3. “A saúde não era o caos de hoje”
Se hoje todo mundo reclama da “qualidade do atendimento” e das “filas
intermináveis” nos hospitais e postos de saúde, imagina naquela época.
Para começar, o acesso à saúde era restrito: o Inamps (Instituto
Nacional de Assistência Médica da Previdência Social) era responsável
pelo atendimento público, mas era exclusivo aos trabalhadores formais.
Ou seja, só era atendido quem tinha carteira de trabalho assinada. O
resultado era esperado: cresceu a prestação de serviço pago, com
hospitais e clínicas privadas. Essas instituições abrangeram, em 1976, a
quase 98% das internações. Planos de saúde ainda não existiam e o saneamento básico chegava a poucas localidades, o que aumentava o número de doenças. Além disso, o modelo hospitalar adotado relegava a assistência primária a segundo plano, ou seja, para os militares era melhor remediar que prevenir.
O tão criticado SUS (Sistema Único de Saúde) – que hoje atende cerca de
80% da população – só foi criado em 1988, três anos após o fim da
ditadura.
4. “Não havia corrupção no Brasil”
Arquivo Editora Bloch/Veja Rio/DEDOC Abril
Uma características básica da democracia é a participação da
sociedade civil organizada no controle dos gastos, denunciando a
corrupção. E em um regime de exceção, bem, as coisas não funcionavam exatamente
assim. Não havia conselhos fiscalizatórios e, depois da dissolução do
Congresso Nacional, as contas públicas não eram sequer analisadas,
quanto mais discutidas. Além disso, os militares investiam bilhões e
bilhões em obras faraônicas – como Itaipu, Transamazônica e Ferrovia do
Aço -, sem nenhum controle de gastos. Esse clima tenso de “gastos
estratosféricos” até levou o ministro Armando Falcão, pilar da ditadura,
a declarar que “o problema mais grave no Brasil não é a subversão. É a
corrupção, muito mais difícil de caracterizar, punir e erradicar”. Muito pouco se falava em corrupção. Mas não significa que ela não estava lá. Experimente
jogar no Google termos como “Caso Halles”, “Caso BUC” e “Caso
UEB/Rio-Sul” e você nunca mais vai usar esse argumento.
5. “Os militares evitaram a ditadura comunista”
É fato: o governo do presidente João Goulart era constitucional.
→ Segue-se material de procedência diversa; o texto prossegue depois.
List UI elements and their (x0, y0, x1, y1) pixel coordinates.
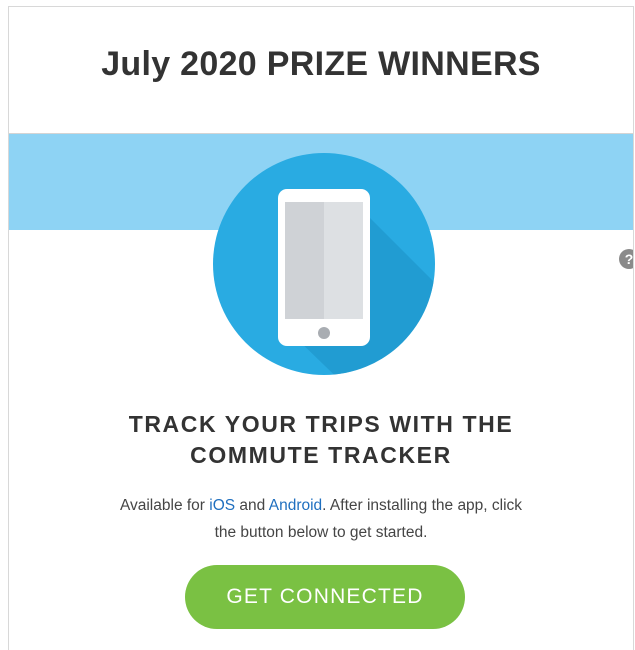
desc-line-2: the button below to get started. (214, 524, 428, 541)
card-header: July 2020 PRIZE WINNERS (9, 7, 633, 134)
availability-description: Available for iOS and Android. After ins… (49, 492, 593, 546)
ios-link[interactable]: iOS (209, 497, 235, 514)
prize-card: July 2020 PRIZE WINNERS ? TRACK YOUR TRI… (8, 6, 634, 650)
android-link[interactable]: Android (269, 497, 322, 514)
page-title: July 2020 PRIZE WINNERS (101, 44, 541, 83)
tracker-headline: TRACK YOUR TRIPS WITH THE COMMUTE TRACKE… (9, 409, 633, 471)
desc-line-1-end: . After installing the app, click (322, 497, 523, 514)
headline-line-1: TRACK YOUR TRIPS WITH THE (128, 411, 514, 437)
question-mark-icon[interactable]: ? (619, 249, 633, 269)
desc-prefix: Available for (119, 497, 210, 514)
headline-line-2: COMMUTE TRACKER (190, 442, 452, 468)
get-connected-button[interactable]: GET CONNECTED (185, 565, 465, 629)
smartphone-icon (213, 153, 435, 375)
desc-and: and (235, 497, 269, 514)
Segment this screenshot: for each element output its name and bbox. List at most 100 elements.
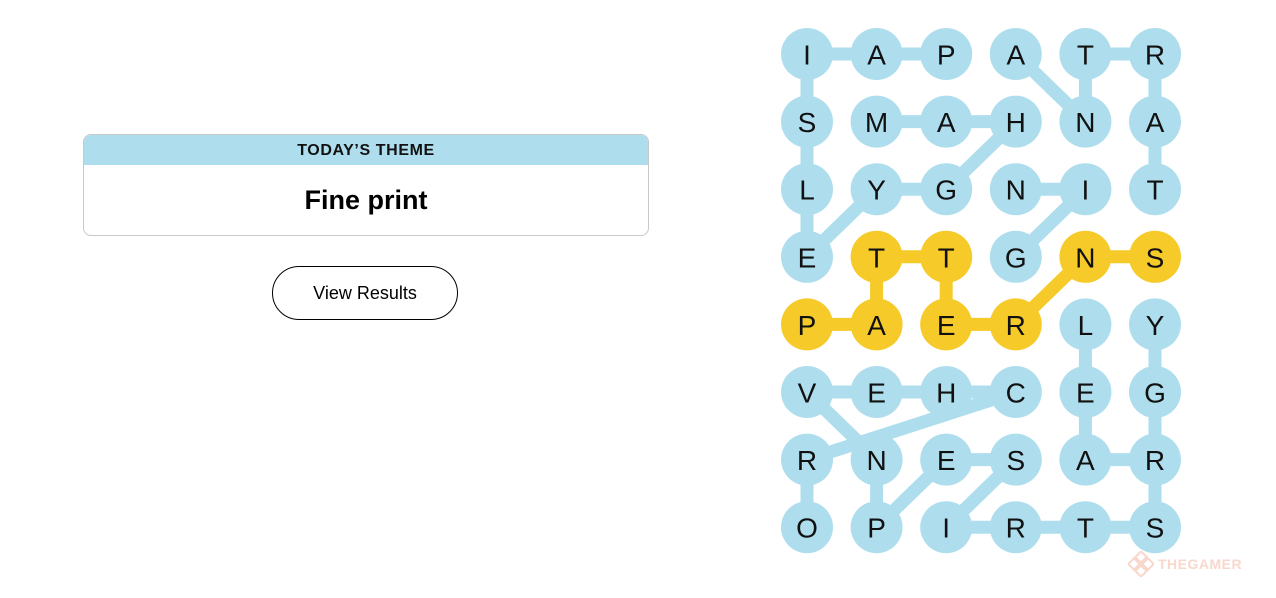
letter-cell[interactable]: E <box>920 298 973 351</box>
letter: P <box>937 40 956 71</box>
letter-cell[interactable]: G <box>1129 366 1181 418</box>
letter: R <box>1145 445 1165 476</box>
letter: R <box>1145 40 1165 71</box>
letter-cell[interactable]: Y <box>850 163 903 216</box>
letter-cell[interactable]: O <box>781 501 833 554</box>
letter-cell[interactable]: T <box>1059 28 1112 80</box>
letter-cell[interactable]: N <box>1059 230 1112 283</box>
letter: R <box>1006 310 1026 341</box>
letter-cell[interactable]: I <box>1059 163 1112 216</box>
letter: N <box>1075 242 1095 273</box>
letter: T <box>938 242 955 273</box>
letter-cell[interactable]: C <box>989 366 1042 418</box>
letter: H <box>936 378 956 409</box>
letter-cell[interactable]: V <box>781 366 833 418</box>
letter: T <box>1077 513 1094 544</box>
letter: G <box>1005 242 1027 273</box>
letter: A <box>1076 445 1095 476</box>
letter: A <box>1006 40 1025 71</box>
letter: T <box>1146 175 1163 206</box>
letter: S <box>1146 513 1165 544</box>
letter-cell[interactable]: A <box>920 95 973 148</box>
letter: E <box>937 310 956 341</box>
letter-cell[interactable]: E <box>1059 366 1112 418</box>
letter-cell[interactable]: R <box>781 433 833 486</box>
letter: N <box>866 445 886 476</box>
letter-cell[interactable]: T <box>850 230 903 283</box>
watermark-logo-icon <box>1128 551 1154 577</box>
letter-cell[interactable]: N <box>850 433 903 486</box>
letter-cell[interactable]: R <box>989 501 1042 554</box>
letter: T <box>1077 40 1094 71</box>
letter-cell[interactable]: N <box>989 163 1042 216</box>
letter-cell[interactable]: T <box>920 230 973 283</box>
letter: R <box>797 445 817 476</box>
letter: T <box>868 242 885 273</box>
letter-cell[interactable]: R <box>1129 28 1181 80</box>
letter-cell[interactable]: A <box>850 28 903 80</box>
letter-cell[interactable]: A <box>850 298 903 351</box>
letter: A <box>867 40 886 71</box>
letter: A <box>867 310 886 341</box>
letter: P <box>867 513 886 544</box>
letter-cell[interactable]: R <box>1129 433 1181 486</box>
letter-grid: I A P A T R S M A H N A L Y G N I T E T T G N S P A E R L Y V E H C E G R N E S… <box>781 28 1181 554</box>
letter-cell[interactable]: N <box>1059 95 1112 148</box>
letter: R <box>1006 513 1026 544</box>
letter: V <box>798 378 817 409</box>
letter-cell[interactable]: L <box>1059 298 1112 351</box>
letter: G <box>1144 378 1166 409</box>
letter: E <box>937 445 956 476</box>
letter-cell[interactable]: P <box>850 501 903 554</box>
letter: I <box>803 40 811 71</box>
letter: E <box>798 242 817 273</box>
letter-cell[interactable]: A <box>1059 433 1112 486</box>
letter: I <box>942 513 950 544</box>
letter: L <box>799 175 815 206</box>
letter: C <box>1006 378 1026 409</box>
letter: E <box>1076 378 1095 409</box>
letter-cell[interactable]: H <box>920 366 973 418</box>
letter: S <box>1006 445 1025 476</box>
letter-cell[interactable]: G <box>989 230 1042 283</box>
letter-cell[interactable]: A <box>1129 95 1181 148</box>
letter: M <box>865 107 888 138</box>
letter-cell[interactable]: P <box>920 28 973 80</box>
letter: H <box>1006 107 1026 138</box>
letter-cell[interactable]: A <box>989 28 1042 80</box>
letter: Y <box>867 175 886 206</box>
letter-cell[interactable]: E <box>850 366 903 418</box>
letter: P <box>798 310 817 341</box>
letter-cell[interactable]: H <box>989 95 1042 148</box>
letter-cell[interactable]: T <box>1059 501 1112 554</box>
letter-cell[interactable]: S <box>1129 230 1181 283</box>
letter-cell[interactable]: S <box>1129 501 1181 554</box>
letter-cell[interactable]: Y <box>1129 298 1181 351</box>
letter-cell[interactable]: L <box>781 163 833 216</box>
letter: L <box>1078 310 1094 341</box>
letter: S <box>798 107 817 138</box>
letter-cell[interactable]: P <box>781 298 833 351</box>
letter: I <box>1082 175 1090 206</box>
letter: N <box>1075 107 1095 138</box>
letter-cell[interactable]: G <box>920 163 973 216</box>
watermark-text: THEGAMER <box>1158 556 1243 572</box>
letter-cell[interactable]: E <box>781 230 833 283</box>
letter-cell[interactable]: R <box>989 298 1042 351</box>
letter-cell[interactable]: S <box>989 433 1042 486</box>
letter: E <box>867 378 886 409</box>
letter-cell[interactable]: I <box>781 28 833 80</box>
letter: G <box>935 175 957 206</box>
letter: A <box>1146 107 1165 138</box>
letter-cell[interactable]: T <box>1129 163 1181 216</box>
letter-cell[interactable]: S <box>781 95 833 148</box>
letter: O <box>796 513 818 544</box>
thegamer-watermark: THEGAMER <box>1128 551 1268 577</box>
letter: N <box>1006 175 1026 206</box>
letter-cell[interactable]: E <box>920 433 973 486</box>
letter-cell[interactable]: M <box>850 95 903 148</box>
letter-cells: I A P A T R S M A H N A L Y G N I T E T T G N S P A E R L Y V E H C E G R N E S… <box>781 28 1181 554</box>
letter: A <box>937 107 956 138</box>
letter-cell[interactable]: I <box>920 501 973 554</box>
letter: Y <box>1146 310 1165 341</box>
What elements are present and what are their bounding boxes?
Seguia todo à risca o protocolo. Ele chegou ao poder depois da renúncia
de Jânio Quadros, de quem era vice. Em 1955, foi eleito vice-presidente
com 500 mil votos a mais que Juscelino Kubitschek. Porém, quando Jango
assumiu a Presidência, a imprensa bateu na tecla de que em seu governo
havia um “caos administrativo” e que havia a necessidade de
reestabelecer a “ordem e o progresso” através de uma intervenção
militar. Foi criada, então, a ideia da iminência de um “golpe comunista”
e de um alinhamento à URSS, o que virou motivo para a intervenção.
Goulart não era o que se poderia chamar de marxista. Antes de ser
presidente, ele fora ministro de Getúlio Vargas e Juscelino Kubitschek e
estava mais próximo do populismo. Em entrevista inédita recentemente divulgada,
o presidente deposto afirmou que havia uma confusão entre “justiça
social” – o que ele pretendia com as Reformas de Base – e comunismo, ideia que ele não compartilhava: “justiça social não é algo marxista ou comunista”, disse. Há também outro fator: pesquisas feitas pelo Ibope às vésperas do golpe,
em 31 de março, mostram que Jango tinha um amplo apoio popular,
chegando a 70% de aprovação na cidade de São Paulo. Esta pesquisa,
claro, não foi revelada à época, mas foi catalogada pela Universidade
Estadual de Campinas (UNICAMP).
6. “O Brasil cresceu economicamente”
Um grande legado econômico do regime militar é indiscutível: o aumento da dívida externa, que permaneceu impagável por toda a primeira década de redemocratização.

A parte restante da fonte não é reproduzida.